OK, so...... Essentially, Susannah will go into Dana Farber in early January (we think), where she'll undergo about a week of very intense chemotherapy, designed to wipe out her current bone marrow (and with it her immune system). Then she'll be given a marrow transplant. This is referred to as “Day Zero,” and then we count up from there. For a long time after Day Zero, her new immune system will be fairly weak, and so she will be at an extraordinary risk of infection from dust and model and other vectors that the rest of us would...ah...just sneeze at. She'll be kept in Dana Farber for several weeks, at least, and probably cannot receive any visitors during this time. Then we will return to South Hadley, making frequent follow-up visits to Dana Farber. In the summer of 2010 we will likely return to Vermont.



However, for about a year after the transplant, we will be in pretty serious seclusion. We will not be able to receive casual visitors, nor will we be able to accept things like food, or clothing, or books, or really any other objects from outside our sterile world. Even things that are presumably sterile, like shrink-wrapped CDs, become one more thing to dust once they're here. We most definitely cannot accept any living things (e.g. no plants, no cut flowers, no marmots). We anticipate that most of these restrictions will taper off over time, but for many months, at least, we are going to be living “in a bubble.”



We're not entirely sure about all the restrictions will be in effect next year, but here are some germ-free things we would definitely be grateful for: electronic correspondence of all kinds, recommendations or links to books, websites, movies, and music. Pictures of you and your family and the world.

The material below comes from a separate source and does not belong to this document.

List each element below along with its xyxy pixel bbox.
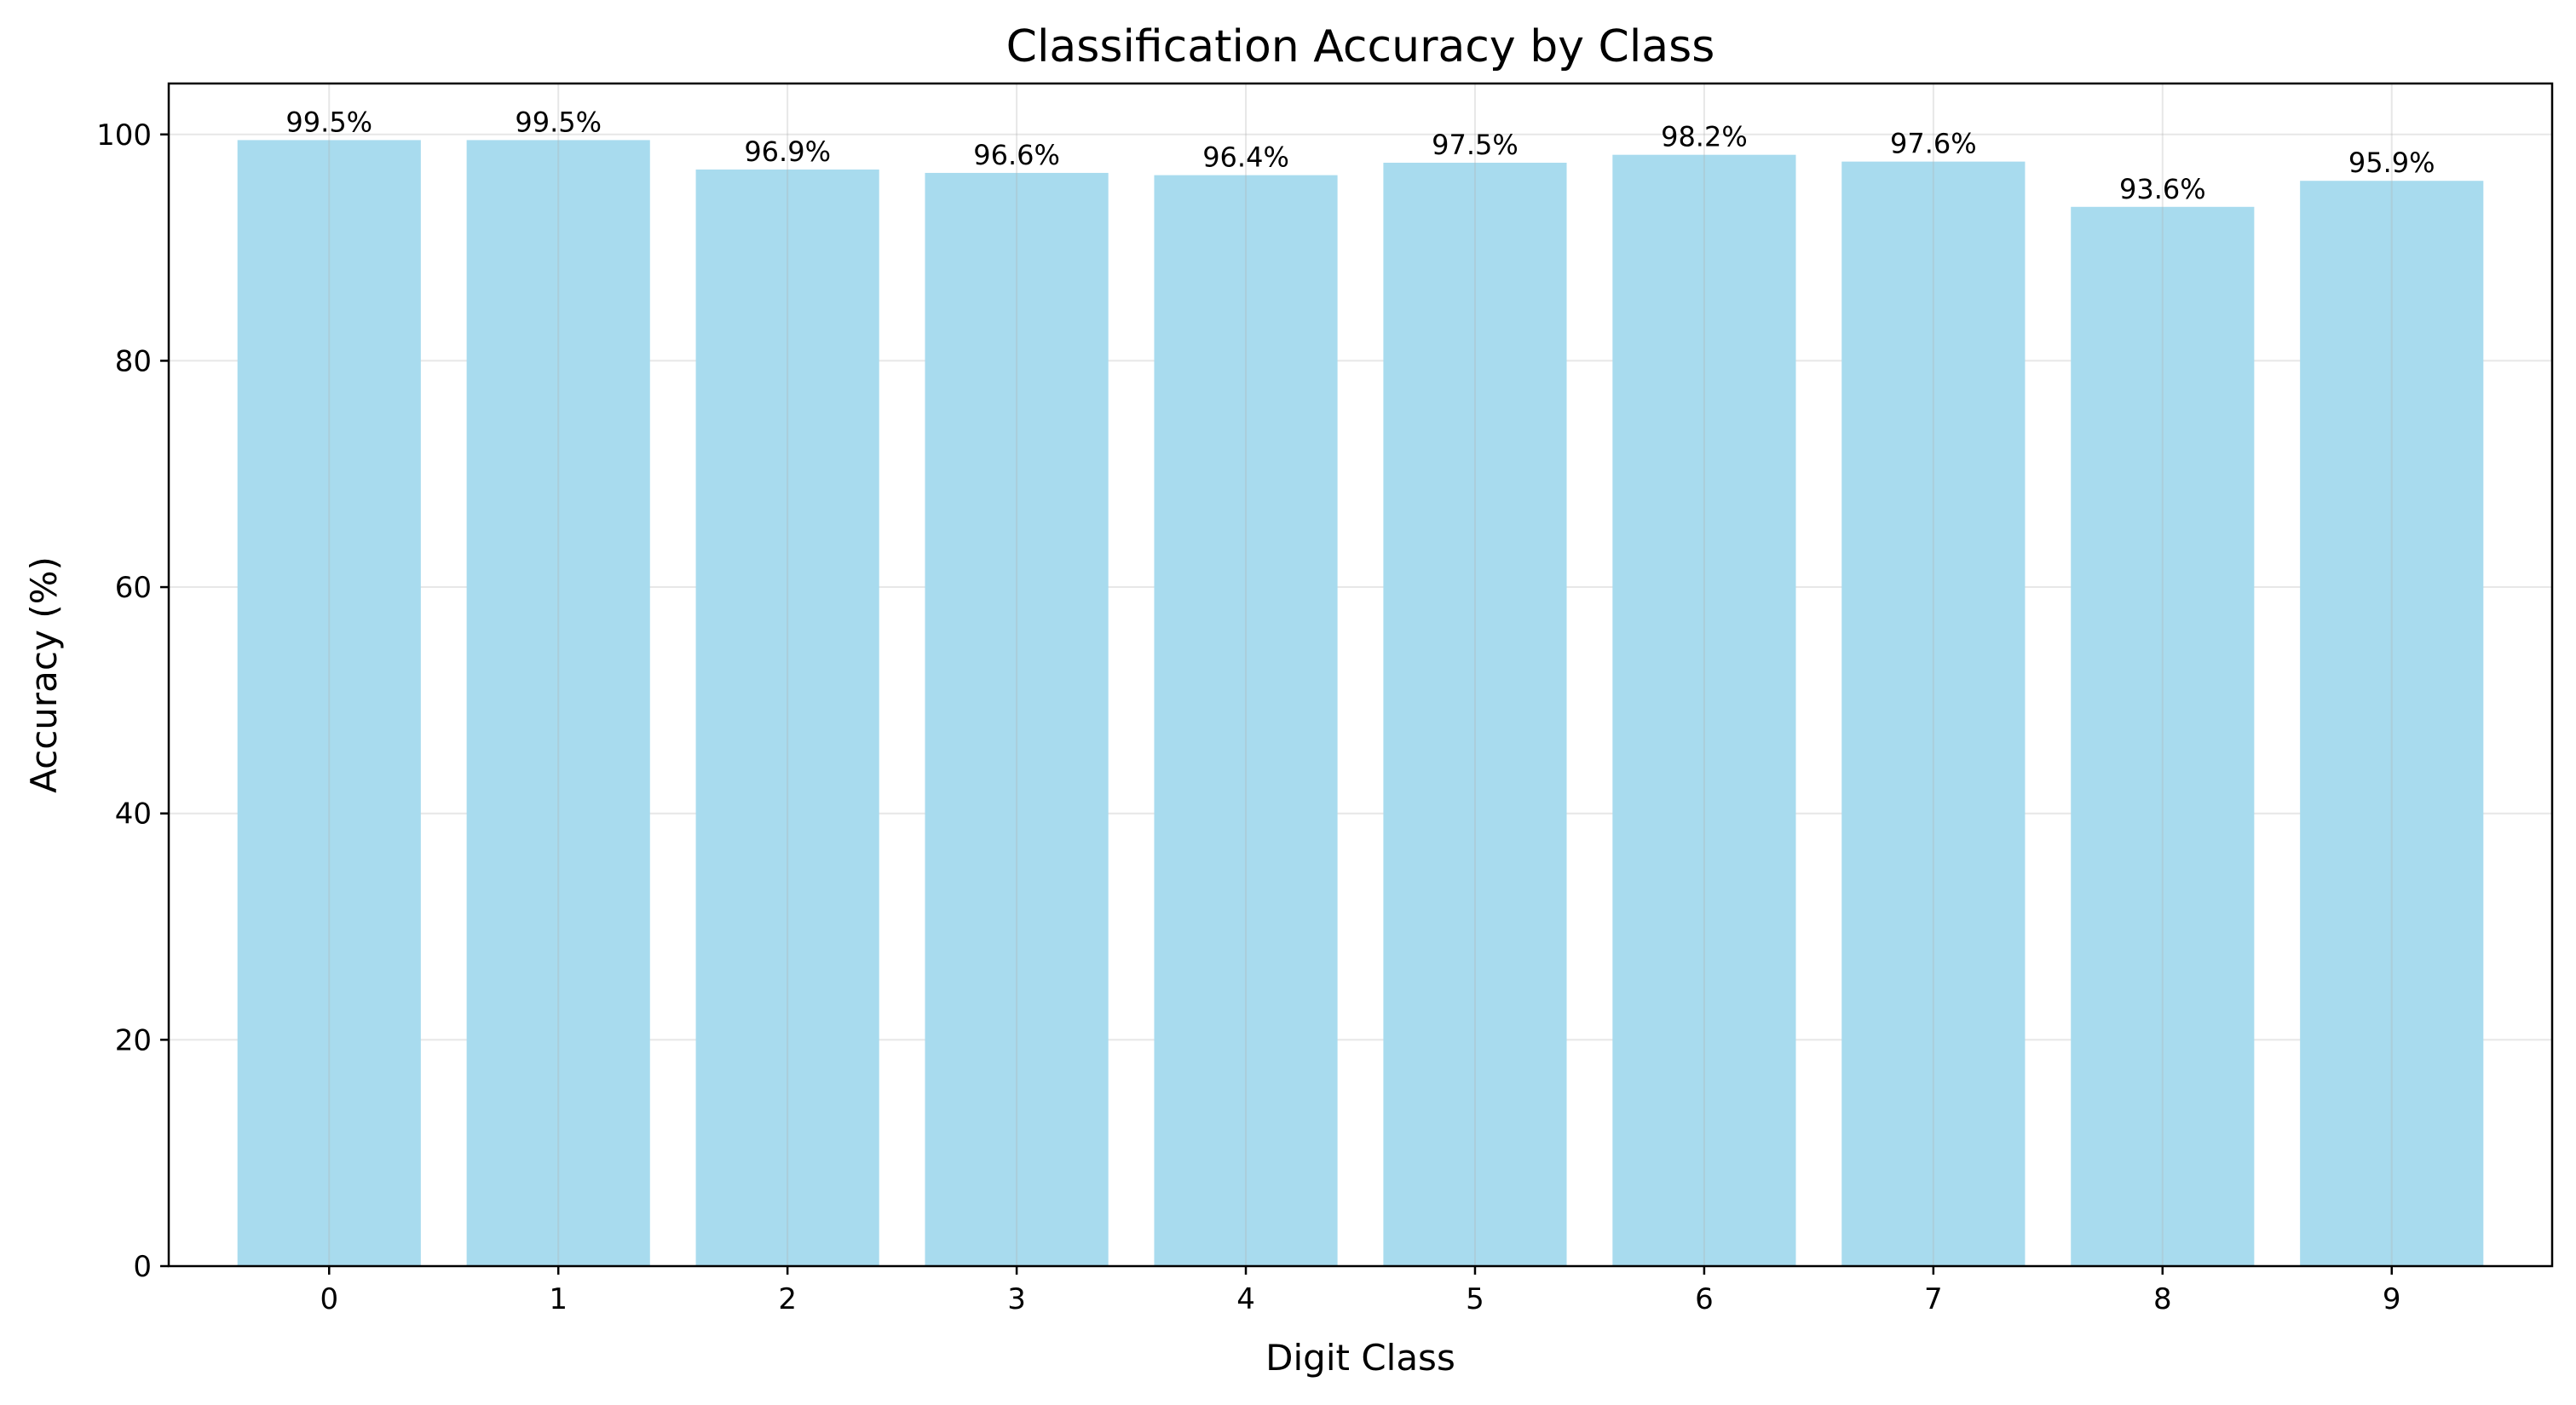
x-tick-label-4: 4 [1236,1282,1255,1316]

We love all of you and you are very important to Susannah's recovery, and to both of our continued(?) sanity. So we are going to have to get creative with things like Skype and Facebook and this blog and who-knows-what-else. Because we really, really, will not be able to give you a hug and break bread together. For quite a while. And even then, we might need to wipe you down in alcohol first, or just boil you for awhile.




Again, and in advance, thank you very very very much.